Amanda’s side business emerged almost by accident—through curiosity, community interest, and a few goats.

While working with Trustees of Reservations, she helped run guided livestock hikes. This background made mushroom hikes a natural extension. Her first program filled instantly, and soon she had 45 people showing up to a single event.

Central Massachusetts, as it turns out, was hungry for mushrooms.

Today, her offerings include:

🍄 Mushroom Hikes & Foraging Walks

Year-round programs where people learn to identify species, understand ecosystems, and explore safely.

🎨 Mushroom Art Workshops

Dyeing cloth with fungi? Absolutely. Dyer’s Polypore is a fan favorite.

🧪 Cultivation Workshops

From grain spawn to sawdust bags—and soon, sterile lab techniques.

🍳 Culinary Classes

She’s not a chef, but she’s spent years cooking mushrooms creatively. Think infused oils, homemade spice blends, and ways to use the bits people normally throw away.

Foraging With Confidence: When Does It “Click”?

With thousands of mushroom species, many of which mimic each other, the idea of confidently foraging can feel daunting.

Amanda assures new foragers that confidence grows with time, exposure, mentorship, and learning your local ecosystems.

But she’s also clear: caution is a virtue.

“There are many look-alikes. You learn your region, you learn your species, and you build confidence through repetition and community.”

And no, she doesn’t recommend randomly touching mushrooms on your hike just because they’re pretty.

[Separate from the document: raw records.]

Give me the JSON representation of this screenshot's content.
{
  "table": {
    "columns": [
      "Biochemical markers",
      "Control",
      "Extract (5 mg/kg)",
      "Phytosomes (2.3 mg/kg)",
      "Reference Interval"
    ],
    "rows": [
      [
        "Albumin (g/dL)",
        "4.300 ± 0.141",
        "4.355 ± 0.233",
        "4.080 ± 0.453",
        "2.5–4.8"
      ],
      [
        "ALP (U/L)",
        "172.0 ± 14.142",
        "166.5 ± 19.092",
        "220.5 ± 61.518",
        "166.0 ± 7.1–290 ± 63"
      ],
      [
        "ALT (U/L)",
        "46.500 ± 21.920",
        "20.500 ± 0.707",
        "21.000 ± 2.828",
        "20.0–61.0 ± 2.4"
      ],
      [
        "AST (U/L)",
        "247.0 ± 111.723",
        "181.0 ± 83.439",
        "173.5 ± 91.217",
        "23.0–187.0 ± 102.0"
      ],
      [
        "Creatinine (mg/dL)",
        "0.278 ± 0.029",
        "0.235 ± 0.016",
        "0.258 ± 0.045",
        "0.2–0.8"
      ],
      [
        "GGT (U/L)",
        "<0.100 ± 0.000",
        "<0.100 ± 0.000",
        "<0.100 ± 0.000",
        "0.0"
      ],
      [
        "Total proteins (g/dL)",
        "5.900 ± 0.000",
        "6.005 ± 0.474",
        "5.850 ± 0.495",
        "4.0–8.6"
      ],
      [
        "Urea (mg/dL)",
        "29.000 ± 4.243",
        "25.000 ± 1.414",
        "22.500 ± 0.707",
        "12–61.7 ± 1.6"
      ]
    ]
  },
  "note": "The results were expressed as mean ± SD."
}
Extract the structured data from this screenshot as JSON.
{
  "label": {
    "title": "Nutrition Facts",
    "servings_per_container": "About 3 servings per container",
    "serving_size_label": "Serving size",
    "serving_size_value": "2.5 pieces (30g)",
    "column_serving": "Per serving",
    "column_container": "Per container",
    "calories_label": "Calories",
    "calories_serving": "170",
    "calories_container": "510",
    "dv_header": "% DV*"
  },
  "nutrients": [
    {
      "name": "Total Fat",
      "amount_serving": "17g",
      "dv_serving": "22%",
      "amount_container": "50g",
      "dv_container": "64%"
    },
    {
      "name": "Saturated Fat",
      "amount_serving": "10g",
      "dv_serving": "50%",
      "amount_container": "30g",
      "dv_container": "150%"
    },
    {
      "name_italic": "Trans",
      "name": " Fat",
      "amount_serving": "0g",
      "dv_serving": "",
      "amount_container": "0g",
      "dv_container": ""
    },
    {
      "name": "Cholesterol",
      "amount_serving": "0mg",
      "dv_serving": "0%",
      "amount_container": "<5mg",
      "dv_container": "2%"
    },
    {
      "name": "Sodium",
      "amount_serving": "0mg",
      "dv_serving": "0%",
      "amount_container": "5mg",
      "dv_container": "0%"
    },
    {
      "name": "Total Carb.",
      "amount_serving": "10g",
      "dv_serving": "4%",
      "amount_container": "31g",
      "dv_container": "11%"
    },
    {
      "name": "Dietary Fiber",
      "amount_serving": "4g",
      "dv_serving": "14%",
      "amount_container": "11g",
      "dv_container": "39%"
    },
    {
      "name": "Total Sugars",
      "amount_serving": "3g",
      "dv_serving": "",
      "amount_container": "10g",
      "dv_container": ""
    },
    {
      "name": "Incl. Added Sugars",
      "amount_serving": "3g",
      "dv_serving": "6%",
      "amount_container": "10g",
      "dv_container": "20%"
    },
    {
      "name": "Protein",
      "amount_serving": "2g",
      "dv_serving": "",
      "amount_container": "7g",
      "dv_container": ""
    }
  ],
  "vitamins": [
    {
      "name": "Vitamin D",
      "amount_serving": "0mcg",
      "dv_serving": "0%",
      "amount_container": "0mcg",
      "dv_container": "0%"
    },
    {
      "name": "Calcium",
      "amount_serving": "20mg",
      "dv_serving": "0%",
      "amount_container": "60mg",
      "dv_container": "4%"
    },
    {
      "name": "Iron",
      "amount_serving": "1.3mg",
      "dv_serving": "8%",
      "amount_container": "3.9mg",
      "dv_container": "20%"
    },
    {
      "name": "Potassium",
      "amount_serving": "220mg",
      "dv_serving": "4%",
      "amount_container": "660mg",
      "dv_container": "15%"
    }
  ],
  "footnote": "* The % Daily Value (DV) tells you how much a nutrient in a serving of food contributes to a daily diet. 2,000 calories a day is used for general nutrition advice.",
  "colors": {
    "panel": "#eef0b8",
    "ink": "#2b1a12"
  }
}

Amanda’s Vision: Transforming an Adirondack Property Into a Mushroom Research & Conservation Hub

Amanda’s evolving vision in the world of mycology is anchored in a deeply meaningful project: converting the land she inherited in the southern Adirondacks into a nonprofit land trust dedicated to mushroom cultivation, ecological stewardship, and hands-on research. 

Amanda plans to establish a full-scale mushroom farm with both indoor and outdoor production while opening the property to the public for trail exploration, biodiversity studies, soil testing, and immersive educational programs. 

Inspired by her father’s passion for the outdoors, Amanda hopes to steward the land in a way that honors his legacy and creates a lasting community resource—a vibrant research hub where students, mycologists, and nature lovers can study fungi, explore forest ecology, and experience the intersection of conservation and regenerative mushroom farming.

Why Amanda’s Story Matters

Mushrooms are more than mysterious organisms—they’re tools for community building, urban resilience, culinary creativity, and ecological education.

Amanda’s approach blends science, hands-on farming, public outreach, and genuine enthusiasm. She’s exactly the person you want guiding you into the world of mycology.

And for those of us enchanted by food systems, regenerative agriculture, and learning directly from the land, her work is a powerful reminder that:

Curiosity can grow into expertise—and expertise can grow into community.